Lou objęła kolana. Drzewa wciąż jednostajnie szumiały, w oddali słyszała świerszcze. Rześkie powietrze było orzeźwiające i wilgotne.
— Chcę tylko wrócić do domu, do rodziców — wyszeptała.
Cirin się nie odezwał. Siedzieli w ciszy długą chwilę.
— Będę... znaczy, ekhem, będę mogła ich zobaczyć? — Milczenie chłopaka jednak ją przestraszyło.— Powiedz coś! — Zażądała patrząc wprost na niego.
— Nie wiem.
— Jak możesz nie wiedzieć?
— Anna jest Przewodnikiem.
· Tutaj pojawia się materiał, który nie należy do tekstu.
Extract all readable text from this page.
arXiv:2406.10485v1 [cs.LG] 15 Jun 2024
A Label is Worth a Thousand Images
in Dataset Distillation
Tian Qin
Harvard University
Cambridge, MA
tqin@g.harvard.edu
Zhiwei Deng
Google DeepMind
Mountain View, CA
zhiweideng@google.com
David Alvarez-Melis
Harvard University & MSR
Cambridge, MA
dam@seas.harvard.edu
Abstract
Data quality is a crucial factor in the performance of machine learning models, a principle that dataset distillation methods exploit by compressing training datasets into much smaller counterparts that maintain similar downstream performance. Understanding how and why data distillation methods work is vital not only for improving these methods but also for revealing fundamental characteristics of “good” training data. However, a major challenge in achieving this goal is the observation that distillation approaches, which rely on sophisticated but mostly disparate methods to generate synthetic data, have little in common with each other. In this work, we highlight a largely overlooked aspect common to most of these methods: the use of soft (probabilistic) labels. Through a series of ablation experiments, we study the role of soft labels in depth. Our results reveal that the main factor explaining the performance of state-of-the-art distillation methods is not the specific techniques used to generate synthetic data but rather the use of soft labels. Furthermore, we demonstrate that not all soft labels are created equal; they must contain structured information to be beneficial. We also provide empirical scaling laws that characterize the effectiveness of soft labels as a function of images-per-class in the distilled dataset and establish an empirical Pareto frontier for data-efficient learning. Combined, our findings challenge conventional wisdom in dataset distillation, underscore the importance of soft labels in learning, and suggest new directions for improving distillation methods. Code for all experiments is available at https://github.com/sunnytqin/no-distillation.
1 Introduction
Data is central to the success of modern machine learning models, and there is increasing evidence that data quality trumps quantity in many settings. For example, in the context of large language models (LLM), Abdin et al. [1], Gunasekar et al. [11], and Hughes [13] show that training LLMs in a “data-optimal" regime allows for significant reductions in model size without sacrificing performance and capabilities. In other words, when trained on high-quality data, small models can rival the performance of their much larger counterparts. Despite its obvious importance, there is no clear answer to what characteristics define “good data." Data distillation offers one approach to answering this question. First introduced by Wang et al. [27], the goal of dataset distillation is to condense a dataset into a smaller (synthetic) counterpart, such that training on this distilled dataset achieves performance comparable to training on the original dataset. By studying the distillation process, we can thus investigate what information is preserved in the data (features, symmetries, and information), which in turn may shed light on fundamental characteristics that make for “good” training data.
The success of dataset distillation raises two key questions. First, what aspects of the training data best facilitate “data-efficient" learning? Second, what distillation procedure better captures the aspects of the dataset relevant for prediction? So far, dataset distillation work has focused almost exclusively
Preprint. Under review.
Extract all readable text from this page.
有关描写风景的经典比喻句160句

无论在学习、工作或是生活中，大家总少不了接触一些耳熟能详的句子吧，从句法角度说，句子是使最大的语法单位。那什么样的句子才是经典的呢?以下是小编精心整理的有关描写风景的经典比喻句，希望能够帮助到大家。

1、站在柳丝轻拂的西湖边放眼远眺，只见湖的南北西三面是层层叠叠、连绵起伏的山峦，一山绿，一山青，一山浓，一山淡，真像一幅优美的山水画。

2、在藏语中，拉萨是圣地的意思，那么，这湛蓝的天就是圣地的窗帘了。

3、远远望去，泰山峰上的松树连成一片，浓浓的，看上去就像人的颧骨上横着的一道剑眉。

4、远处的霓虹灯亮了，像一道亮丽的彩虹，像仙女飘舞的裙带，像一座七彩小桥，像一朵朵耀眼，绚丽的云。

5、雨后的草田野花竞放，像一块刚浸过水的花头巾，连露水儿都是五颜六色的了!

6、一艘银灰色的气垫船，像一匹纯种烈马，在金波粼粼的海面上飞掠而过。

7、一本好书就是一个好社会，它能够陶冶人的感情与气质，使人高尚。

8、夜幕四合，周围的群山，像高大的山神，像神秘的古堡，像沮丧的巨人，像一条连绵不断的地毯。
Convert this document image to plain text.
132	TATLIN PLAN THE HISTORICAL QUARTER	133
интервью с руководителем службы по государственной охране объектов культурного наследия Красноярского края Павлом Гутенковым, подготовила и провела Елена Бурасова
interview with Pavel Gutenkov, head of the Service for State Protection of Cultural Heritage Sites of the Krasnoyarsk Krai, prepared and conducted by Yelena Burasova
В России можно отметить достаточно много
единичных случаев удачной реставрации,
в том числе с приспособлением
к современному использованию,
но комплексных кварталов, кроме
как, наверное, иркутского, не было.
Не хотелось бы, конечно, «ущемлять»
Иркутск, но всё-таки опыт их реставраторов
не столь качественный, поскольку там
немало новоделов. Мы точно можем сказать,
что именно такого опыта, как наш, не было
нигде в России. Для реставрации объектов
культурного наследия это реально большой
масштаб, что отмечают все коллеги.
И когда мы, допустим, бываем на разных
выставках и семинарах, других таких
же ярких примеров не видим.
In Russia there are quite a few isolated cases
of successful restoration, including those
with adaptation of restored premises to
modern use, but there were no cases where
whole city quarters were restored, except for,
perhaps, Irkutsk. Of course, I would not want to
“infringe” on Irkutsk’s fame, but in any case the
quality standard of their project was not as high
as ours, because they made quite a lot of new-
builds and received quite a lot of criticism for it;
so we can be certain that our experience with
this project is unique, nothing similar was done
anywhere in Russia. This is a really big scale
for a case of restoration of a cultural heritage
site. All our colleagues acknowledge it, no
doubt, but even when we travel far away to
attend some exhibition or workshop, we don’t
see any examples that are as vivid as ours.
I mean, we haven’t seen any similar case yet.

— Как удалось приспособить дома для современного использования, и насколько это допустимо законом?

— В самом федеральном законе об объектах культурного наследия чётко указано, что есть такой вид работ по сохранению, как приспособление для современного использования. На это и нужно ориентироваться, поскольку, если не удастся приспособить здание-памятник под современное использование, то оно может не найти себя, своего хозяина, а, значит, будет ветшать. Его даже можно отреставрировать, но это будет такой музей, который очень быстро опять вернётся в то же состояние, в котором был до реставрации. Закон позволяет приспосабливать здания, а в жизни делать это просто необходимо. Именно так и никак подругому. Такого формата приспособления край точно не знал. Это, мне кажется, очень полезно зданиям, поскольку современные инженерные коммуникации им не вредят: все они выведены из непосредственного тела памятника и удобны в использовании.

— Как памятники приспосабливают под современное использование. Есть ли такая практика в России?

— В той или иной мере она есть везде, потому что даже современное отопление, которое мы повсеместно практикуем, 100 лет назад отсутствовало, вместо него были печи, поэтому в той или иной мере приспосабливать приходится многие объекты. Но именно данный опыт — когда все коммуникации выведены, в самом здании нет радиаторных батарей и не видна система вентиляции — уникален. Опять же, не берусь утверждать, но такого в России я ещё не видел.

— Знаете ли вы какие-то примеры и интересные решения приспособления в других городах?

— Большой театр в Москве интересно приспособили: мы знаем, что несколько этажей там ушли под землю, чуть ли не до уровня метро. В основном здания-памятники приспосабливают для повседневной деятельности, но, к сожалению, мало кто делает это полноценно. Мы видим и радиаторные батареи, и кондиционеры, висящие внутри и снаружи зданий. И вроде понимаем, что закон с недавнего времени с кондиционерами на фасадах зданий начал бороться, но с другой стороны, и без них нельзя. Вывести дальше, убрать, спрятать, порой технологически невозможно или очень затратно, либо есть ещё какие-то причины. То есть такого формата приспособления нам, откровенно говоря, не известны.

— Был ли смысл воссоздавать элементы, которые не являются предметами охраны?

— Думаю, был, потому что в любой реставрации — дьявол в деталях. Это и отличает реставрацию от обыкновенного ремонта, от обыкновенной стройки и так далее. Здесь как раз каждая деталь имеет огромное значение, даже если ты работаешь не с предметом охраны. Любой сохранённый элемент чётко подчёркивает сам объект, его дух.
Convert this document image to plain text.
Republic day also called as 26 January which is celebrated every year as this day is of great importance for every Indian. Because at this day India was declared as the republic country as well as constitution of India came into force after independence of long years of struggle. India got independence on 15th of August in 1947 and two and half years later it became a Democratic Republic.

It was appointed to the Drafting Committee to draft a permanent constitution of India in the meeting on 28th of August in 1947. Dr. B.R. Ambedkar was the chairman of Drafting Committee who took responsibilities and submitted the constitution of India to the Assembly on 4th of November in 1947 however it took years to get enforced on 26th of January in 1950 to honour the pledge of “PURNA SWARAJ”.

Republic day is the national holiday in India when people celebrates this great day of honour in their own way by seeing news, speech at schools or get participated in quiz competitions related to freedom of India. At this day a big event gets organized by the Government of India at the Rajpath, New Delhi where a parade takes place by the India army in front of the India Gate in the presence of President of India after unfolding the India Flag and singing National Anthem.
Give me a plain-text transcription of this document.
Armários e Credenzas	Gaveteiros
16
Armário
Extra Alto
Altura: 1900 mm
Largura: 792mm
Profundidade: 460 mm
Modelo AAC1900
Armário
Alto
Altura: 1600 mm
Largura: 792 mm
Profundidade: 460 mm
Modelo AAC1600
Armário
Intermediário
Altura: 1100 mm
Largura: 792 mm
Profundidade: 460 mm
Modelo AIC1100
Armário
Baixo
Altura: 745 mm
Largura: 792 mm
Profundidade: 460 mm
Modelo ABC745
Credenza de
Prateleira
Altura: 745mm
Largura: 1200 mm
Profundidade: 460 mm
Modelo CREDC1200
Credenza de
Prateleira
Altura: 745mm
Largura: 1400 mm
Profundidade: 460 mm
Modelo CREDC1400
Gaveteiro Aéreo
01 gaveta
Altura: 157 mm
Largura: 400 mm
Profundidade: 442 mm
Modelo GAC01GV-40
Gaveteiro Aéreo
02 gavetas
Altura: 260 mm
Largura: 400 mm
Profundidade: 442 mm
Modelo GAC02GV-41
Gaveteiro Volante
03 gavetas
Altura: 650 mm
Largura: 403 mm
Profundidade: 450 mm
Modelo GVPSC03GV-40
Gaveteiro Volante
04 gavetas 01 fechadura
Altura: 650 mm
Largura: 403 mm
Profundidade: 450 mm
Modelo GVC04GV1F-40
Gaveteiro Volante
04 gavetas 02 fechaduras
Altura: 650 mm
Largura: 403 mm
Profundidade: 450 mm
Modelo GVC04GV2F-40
W książce, którą mi zabrałaś, było to wyjaśnione — odparł.
— Nie doczytałam. — Spojrzała na swoje splecione palce.
— Ja miałem cię tylko znaleźć i pilnować, abyś nie zrobiła nikomu krzywdy. Anna jest odpowiedzialna za całą resztę, również pobyt w Wydziale.
— Więc to poważne? — spytała cicho.
— Bardziej niż ci się wydaje.
— Dlaczego, w takim razie, mnie ukrywacie? Dla kilku dodatkowych punktów?
— Klasyfikacja punktowa też była w książce.
Lou zacisnęła mocno usta. Chciała wiedzieć więcej, ale nie w sposób, w jaki z nią rozmawiał.
— Każda ranga ma przydzielony zakres punktowy. Punkty zdobywa się poprzez wykonywanie różnych zleceń. W przypadku uzyskania maksymalnej ilości punktów danej rangi, jednostka uzyskuje wyższą rangę. I tak dalej. — Chłopak westchnął.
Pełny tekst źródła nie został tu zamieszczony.